Antoine-Louis Saint-Just - 1789

Le château de Coucy est bâti à l'extrémité de la ville, au couchant. Ses murailles se joignent en dehors à celles de la ville, mais en dedans pour aller de la ville au château, il y avait autrefois une grosse muraille fort élevée, de pierre dure, dont il reste encore plusieurs vestiges, qui en faisait la séparation. Au milieu de cette muraille était la première porte d'entrée qui conduisait dans une cour spacieuse, au fond de laquelle on trouve à main droite le château.

C'est un carré irrégulier, fortifié à chacun de ses angles d'une très belle tour. L'entrée en est entièrement ruinée.

C'était un pont sur cinq piliers, qui soutenaient un pareil nombre de portes par lesquelles il fallait passer avant que d'arriver au château. Entre les deux tours d'entrée à main gauche est bâtie cette fameuse tour qui n'a point d'égale, ni pour sa hauteur, qui est de cent soixante-douze pieds, ni pour la circonférence qui en a trois cent cinq. Cette tour est sans communication avec le château et on n'y entrait que par un pont-levis.
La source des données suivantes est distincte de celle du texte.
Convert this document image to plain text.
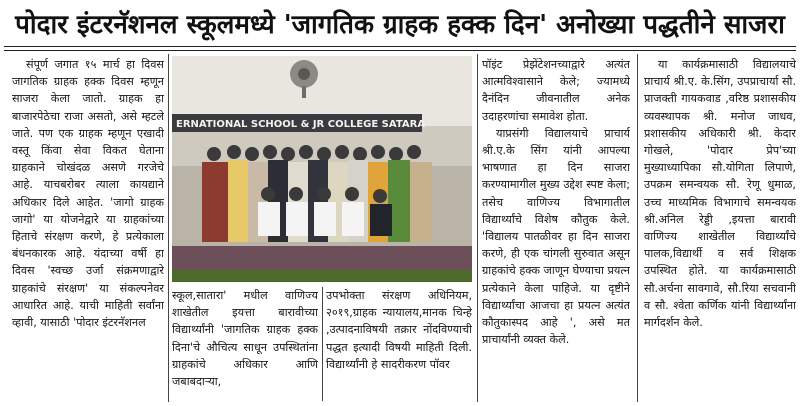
पोदार इंटरनॅशनल स्कूलमध्ये 'जागतिक ग्राहक हक्क दिन' अनोख्या पद्धतीने साजरा

संपूर्ण जगात १५ मार्च हा दिवस जागतिक ग्राहक हक्क दिवस म्हणून साजरा केला जातो. ग्राहक हा बाजारपेठेचा राजा असतो, असे म्हटले जाते. पण एक ग्राहक म्हणून एखादी वस्तू किंवा सेवा विकत घेताना ग्राहकाने चोखंदळ असणे गरजेचे आहे. याचबरोबर त्याला कायद्याने अधिकार दिले आहेत. 'जागो ग्राहक जागो' या योजनेद्वारे या ग्राहकांच्या हिताचे संरक्षण करणे, हे प्रत्येकाला बंधनकारक आहे. यंदाच्या वर्षी हा दिवस 'स्वच्छ उर्जा संक्रमणाद्वारे ग्राहकांचे संरक्षण' या संकल्पनेवर आधारित आहे. याची माहिती सर्वांना व्हावी, यासाठी 'पोदार इंटरनॅशनल

ERNATIONAL SCHOOL & JR COLLEGE SATARA

स्कूल,सातारा' मधील वाणिज्य शाखेतील इयत्ता बारावीच्या विद्यार्थ्यांनी 'जागतिक ग्राहक हक्क दिना'चे औचित्य साधून उपस्थितांना ग्राहकांचे अधिकार आणि जबाबदाऱ्या,

उपभोक्ता संरक्षण अधिनियम, २०१९,ग्राहक न्यायालय,मानक चिन्हे ,उत्पादनाविषयी तक्रार नोंदविण्याची पद्धत इत्यादी विषयी माहिती दिली. विद्यार्थ्यांनी हे सादरीकरण पॉवर

पॉइंट प्रेझेंटेशनच्याद्वारे अत्यंत आत्मविश्वासाने केले; ज्यामध्ये दैनंदिन जीवनातील अनेक उदाहरणांचा समावेश होता.

याप्रसंगी विद्यालयाचे प्राचार्य श्री.ए.के सिंग यांनी आपल्या भाषणात हा दिन साजरा करण्यामागील मुख्य उद्देश स्पष्ट केला; तसेच वाणिज्य विभागातील विद्यार्थ्यांचे विशेष कौतुक केले. 'विद्यालय पातळीवर हा दिन साजरा करणे, ही एक चांगली सुरुवात असून ग्राहकांचे हक्क जाणून घेण्याचा प्रयत्न प्रत्येकाने केला पाहिजे. या दृष्टीने विद्यार्थ्यांचा आजचा हा प्रयत्न अत्यंत कौतुकास्पद आहे ', असे मत प्राचार्यांनी व्यक्त केले.

या कार्यक्रमासाठी विद्यालयाचे प्राचार्य श्री.ए. के.सिंग, उपप्राचार्या सौ. प्राजक्ती गायकवाड ,वरिष्ठ प्रशासकीय व्यवस्थापक श्री. मनोज जाधव, प्रशासकीय अधिकारी श्री. केदार गोखले, 'पोदार प्रेप'च्या मुख्याध्यापिका सौ.योगिता लिपाणे, उपक्रम समन्वयक सौ. रेणू धुमाळ, उच्च माध्यमिक विभागाचे समन्वयक श्री.अनिल रेड्डी ,इयत्ता बारावी वाणिज्य शाखेतील विद्यार्थ्यांचे पालक,विद्यार्थी व सर्व शिक्षक उपस्थित होते. या कार्यक्रमासाठी सौ.अर्चना सावगावे, सौ.रिया सचवानी व सौ. श्वेता कर्णिक यांनी विद्यार्थ्यांना मार्गदर्शन केले.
Pour la garantir contre toute attaque on avait élevé tout autour une forte muraille de dix-huit pieds d'épaisseur et de pierre dure; c'est ce qu'on appelait la chemise de la Tour . Mais le cardinal Mazarin, après le siège de l'an 1652, la fit sauter.
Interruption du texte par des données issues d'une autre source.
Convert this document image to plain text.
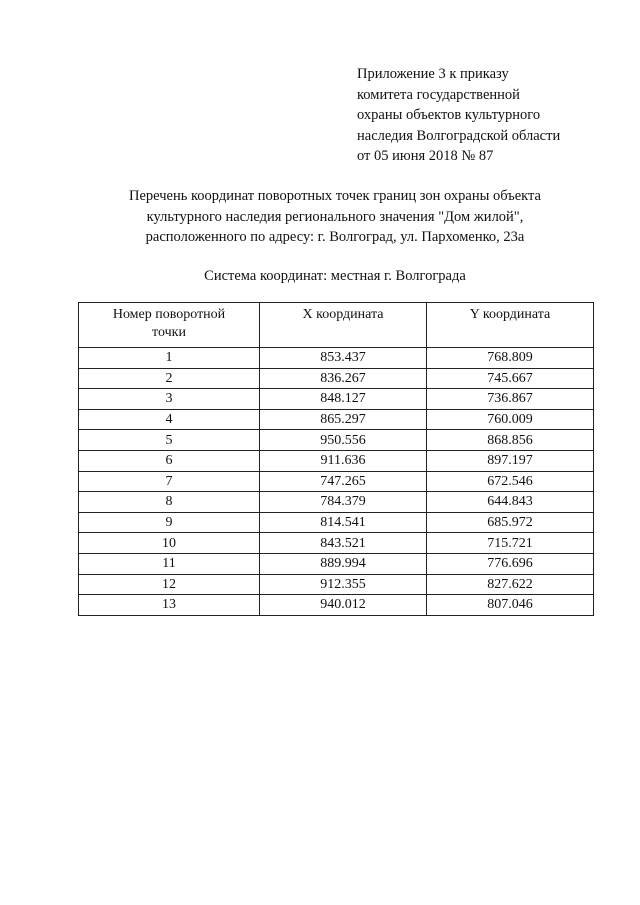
Приложение 3 к приказу
комитета государственной
охраны объектов культурного
наследия Волгоградской области
от 05 июня 2018 № 87
Перечень координат поворотных точек границ зон охраны объекта
культурного наследия регионального значения "Дом жилой",
расположенного по адресу: г. Волгоград, ул. Пархоменко, 23а
Система координат: местная г. Волгограда
Номер поворотной
точки	X координата	Y координата
1	853.437	768.809
2	836.267	745.667
3	848.127	736.867
4	865.297	760.009
5	950.556	868.856
6	911.636	897.197
7	747.265	672.546
8	784.379	644.843
9	814.541	685.972
10	843.521	715.721
11	889.994	776.696
12	912.355	827.622
13	940.012	807.046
Tous les ingénieurs conviennent qu'avant l'usage de la poudre, cette tour était absolument imprenable.

Rien de remarquable dans les appartements de ce château, qu'une grande salle à quatre cheminées, que les premiers ducs d'Orléans avaient ornée de différents morceaux d'architecture. Il reste quelques souterrains aussi beaux que s'ils venaient d'être construits. L'on prétend qu'il y en avait autrefois qui s'étendaient à plus d'une demi-lieue dans la campagne, mais l'entrée en est perdue.

Le bailliage est de toute antiquité, il n'est pas possible d'en dire au juste l'érection.

La terre de Coucy nous est connue dès le règne même de Clovis Ier, après le baptême de ce prince, c'est-à-dire dès le commencement du VIe siècle au plus tard. Les habitants de ce lieu, c'est-à-dire le village car la ville ou le château ne subsistaient pas encore, chargés de taxes et de subsides, eurent recours à saint Remy, archevêque de Reims, et prièrent ce prélat de demander au roi, pour lui et pour son église, le transport de tous les droits qu'ils étaient obligés de payer au domaine. Ils espéraient par ce moyen voir diminuer leurs contributions; et comme l'évêque obtint cette grâce du roi avec le consentement des principaux seigneurs de la nation, il y a lieu de croire qu'ils ne furent point trompés dans leur attente. Ce fut aussi, selon toutes les apparences, pour cette raison que saint Remy, qui ne garda presque rien de toutes les terres que Clovis lui avait données, et qui en faisait des libéralités à d'autres églises, retint cependant pour lui celle de Coucy. C'est presque tout ce que l'antiquité nous apprend de ce lieu. On sait de plus que Coucy faisait alors partie de la terre de Mège, terre dont il ne reste aujourd'hui aucune connaissance; que saint Remy eut la possession de l'une et de l'autre jusqu'à sa mort; et que par son testament il les légua à son église.

Au commencement du Xe siècle, Hervé, archevêque de Reims, fit bâtir une forteresse à Coucy. Les factions qui divisaient le royaume au-dedans et les courses des barbares qui le désolaient au-dehors, rendaient alors cette précaution nécessaire. Dans ces temps de trouble et d'agitation, les seigneurs particuliers se fortifiaient presque tous dans leurs terres, soit pour se rendre plus redoutables à leurs voisins, soit aussi pour se mettre à l'abri de leurs insultes. Cette forteresse fut construite sur une montagne voisine au midi du village, et elle paraît avoir donné naissance à la ville.

Après la mort de Séulfe, successeur d'Hervé, qui arriva en 925, Herbert II, comte de Vermandois, obtint du roi Raoul et du pape Jean X l'archevêché de Reims pour un de ses fils, nommé Hugues, âgé de près de cinq ans; et comme le bas âge de ce jeune prince ne lui permettait pas de prendre soin par lui-même du spirituel et du temporel de son église, le comte, son père, eut l'administration de tous ses revenus et le château de Coucy tomba ainsi entre ses mains.